Published online Mar 27, 2021. doi: 10.4240/wjgs.v13.i3.303
Peer-review started: December 2, 2020
First decision: December 24, 2020
Revised: January 2, 2021
Accepted: January 14, 2021
Article in press: January 14, 2021
Published online: March 27, 2021
Processing time: 105 Days and 21.9 Hours
With advancements in laparoscopic technology and the wide application of linear staplers, sphincter-saving procedures are increasingly performed for low rectal cancer. However, sphincter-saving procedures have led to the emergence of a unique clinical disorder termed anterior rectal resection syndrome. Colonic pouch anastomosis improves the quality of life of patients with rectal cancer > 7 cm from the anal margin. But whether colonic pouch anastomosis can reduce the incidence of rectal resection syndrome in patients with low rectal cancer is unknown.
To compare postoperative and oncological outcomes and bowel function of straight and colonic pouch anal anastomoses after resection of low rectal cancer.
We conducted a retrospective study of 72 patients with low rectal cancer who underwent sphincter-saving procedures with either straight or colonic pouch anastomoses. Functional evaluations were completed preoperatively and at 1, 6, and 12 mo postoperatively. We also compared perioperative and oncological outcomes between two groups that had undergone low or ultralow anterior rectal resection.

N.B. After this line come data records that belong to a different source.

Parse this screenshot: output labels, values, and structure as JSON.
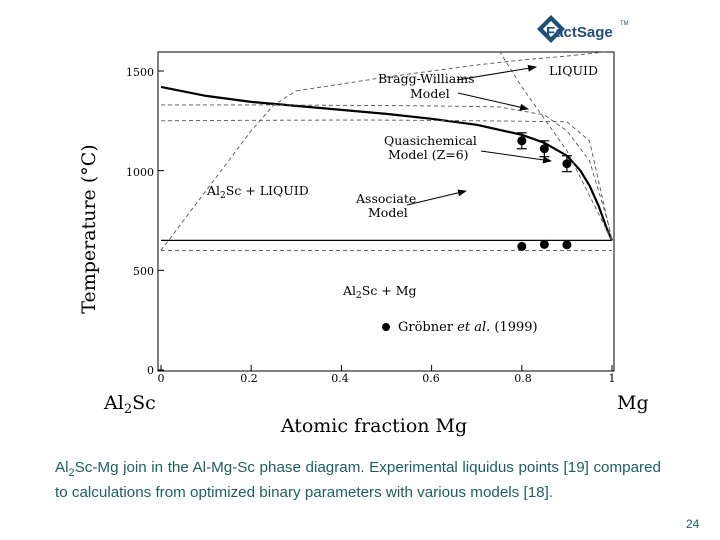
{
  "logo": {
    "text": "FactSage",
    "tm": "TM"
  },
  "caption": {
    "lead": "Al",
    "sub": "2",
    "rest": "Sc-Mg join in the Al-Mg-Sc phase diagram. Experimental liquidus points [19] compared to calculations from optimized binary parameters with various models [18]."
  },
  "page_number": "24",
  "chart_data": {
    "type": "line",
    "title": "",
    "xlabel": "Atomic fraction Mg",
    "ylabel": "Temperature (°C)",
    "xlim": [
      0,
      1
    ],
    "ylim": [
      0,
      1600
    ],
    "x_ticks": [
      "0",
      "0.2",
      "0.4",
      "0.6",
      "0.8",
      "1"
    ],
    "y_ticks": [
      "0",
      "500",
      "1000",
      "1500"
    ],
    "x_end_labels": {
      "left": "Al2Sc",
      "right": "Mg"
    },
    "grid": false,
    "series": [
      {
        "style": "solid-thick",
        "x": [
          0,
          0.1,
          0.2,
          0.3,
          0.4,
          0.5,
          0.6,
          0.7,
          0.8,
          0.85,
          0.9,
          0.93,
          0.95,
          0.97,
          0.99,
          1.0
        ],
        "y": [
          1420,
          1375,
          1345,
          1325,
          1305,
          1285,
          1260,
          1230,
          1180,
          1140,
          1075,
          1000,
          925,
          825,
          700,
          650
        ]
      },
      {
        "style": "solid",
        "x": [
          0,
          1
        ],
        "y": [
          650,
          650
        ]
      },
      {
        "style": "dashed",
        "x": [
          0,
          0.15,
          0.3,
          0.45,
          0.6,
          0.7,
          0.8,
          0.9,
          0.95,
          1.0
        ],
        "y": [
          1250,
          1252,
          1253,
          1254,
          1252,
          1250,
          1248,
          1245,
          1150,
          650
        ]
      },
      {
        "style": "dashed",
        "x": [
          0,
          0.2,
          0.4,
          0.6,
          0.75,
          0.85,
          0.9,
          0.95,
          0.99,
          1.0
        ],
        "y": [
          1330,
          1330,
          1328,
          1325,
          1320,
          1280,
          1200,
          1050,
          750,
          650
        ]
      },
      {
        "style": "dashed",
        "x": [
          0,
          0.1,
          0.2,
          0.25,
          0.3
        ],
        "y": [
          600,
          900,
          1200,
          1330,
          1400
        ]
      },
      {
        "style": "dashed",
        "x": [
          0.3,
          0.4,
          0.5,
          0.6,
          0.7,
          0.8,
          0.9,
          1.0
        ],
        "y": [
          1400,
          1435,
          1470,
          1500,
          1530,
          1555,
          1575,
          1600
        ]
      },
      {
        "style": "dashed",
        "x": [
          0.75,
          0.8,
          0.9,
          1.0
        ],
        "y": [
          1600,
          1420,
          1100,
          650
        ]
      },
      {
        "style": "dashed",
        "x": [
          0,
          1
        ],
        "y": [
          600,
          600
        ]
      }
    ],
    "experimental": {
      "label": "Gröbner et al. (1999)",
      "label_parts": [
        "Gröbner ",
        "et al.",
        " (1999)"
      ],
      "liquidus": [
        {
          "x": 0.8,
          "y": 1150,
          "err": 40
        },
        {
          "x": 0.85,
          "y": 1110,
          "err": 40
        },
        {
          "x": 0.9,
          "y": 1035,
          "err": 40
        }
      ],
      "solidus": [
        {
          "x": 0.8,
          "y": 620
        },
        {
          "x": 0.85,
          "y": 630
        },
        {
          "x": 0.9,
          "y": 628
        }
      ]
    },
    "annotations": {
      "liquid": "LIQUID",
      "bragg_l1": "Bragg-Williams",
      "bragg_l2": "Model",
      "quasi_l1": "Quasichemical",
      "quasi_l2": "Model (Z=6)",
      "assoc_l1": "Associate",
      "assoc_l2": "Model",
      "region_upper": {
        "pre": "Al",
        "sub": "2",
        "post": "Sc + LIQUID"
      },
      "region_lower": {
        "pre": "Al",
        "sub": "2",
        "post": "Sc + Mg"
      }
    }
  }
}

There were no significant differences in mean operating time, blood loss, time to first passage of flatus and excrement, and duration of hospital stay between the colonic pouch and straight anastomosis groups. The incidence of anastomotic leakage following colonic pouch construction was lower (11.4% vs 16.2%) but not significantly different than that of straight anastomosis. Patients with colonic pouch construction had lower postoperative low anterior resection syndrome scores than the straight anastomosis group, suggesting better bowel function (preoperative: 4.71 vs 3.89, P = 0.43; 1 mo after surgery: 34.2 vs 34.7, P = 0.59; 6 mo after surgery: 22.70 vs 29.0, P < 0.05; 12 mo after surgery: 15.5 vs 19.5, P = 0.01). The overall recurrence and metastasis rates were similar (4.3% and 11.4%, respectively).
Colonic pouch anastomosis is a safe and effective procedure for colorectal reconstruction after low and ultralow rectal resections. Moreover, colonic pouch construction may provide better functional outcomes compared to straight anastomosis.

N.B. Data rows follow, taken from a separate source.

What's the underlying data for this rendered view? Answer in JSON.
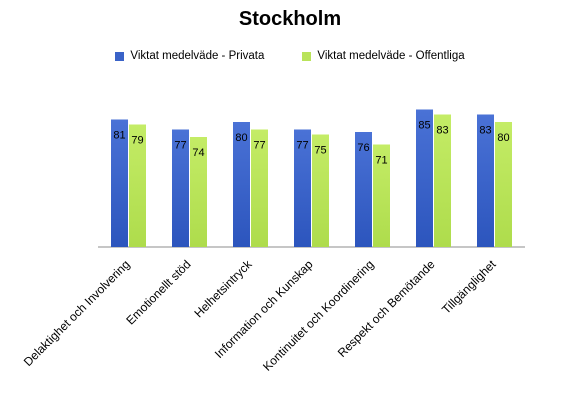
{
  "chart_data": {
    "type": "bar",
    "title": "Stockholm",
    "categories": [
      "Delaktighet och Involvering",
      "Emotionellt stöd",
      "Helhetsintryck",
      "Information och Kunskap",
      "Kontinuitet och Koordinering",
      "Respekt och Bemötande",
      "Tillgänglighet"
    ],
    "series": [
      {
        "name": "Viktat medelväde - Privata",
        "color": "#3a63c8",
        "values": [
          81,
          77,
          80,
          77,
          76,
          85,
          83
        ]
      },
      {
        "name": "Viktat medelväde - Offentliga",
        "color": "#b9e35a",
        "values": [
          79,
          74,
          77,
          75,
          71,
          83,
          80
        ]
      }
    ],
    "ylim": [
      30,
      90
    ],
    "grid": false,
    "legend": "top"
  }
}
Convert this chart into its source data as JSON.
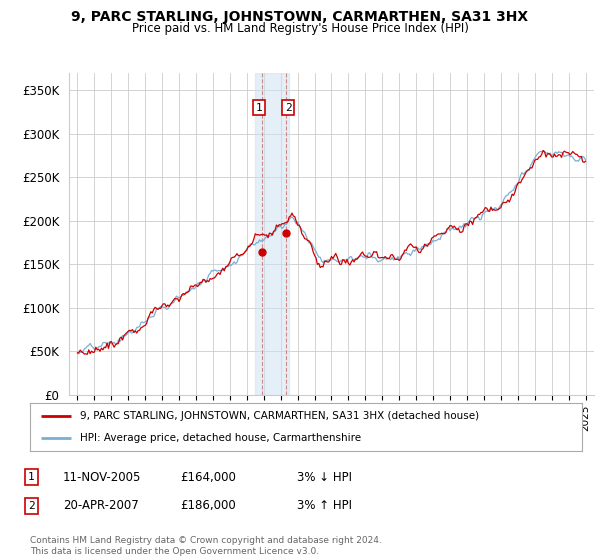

Core Tip: With the increased use of sphincter-saving procedures, improvements of the quality of life of patients undergoing low or ultralow anterior rectal resection have become increasingly important. Our study demonstrates that the use of colonic pouch anastomosis gives a superior functional result when compared with traditional straight anastomosis for low rectal cancer. Therefore, colonic pouch anastomosis is a favorable option for patients undergoing low anterior or ultralow anterior resection.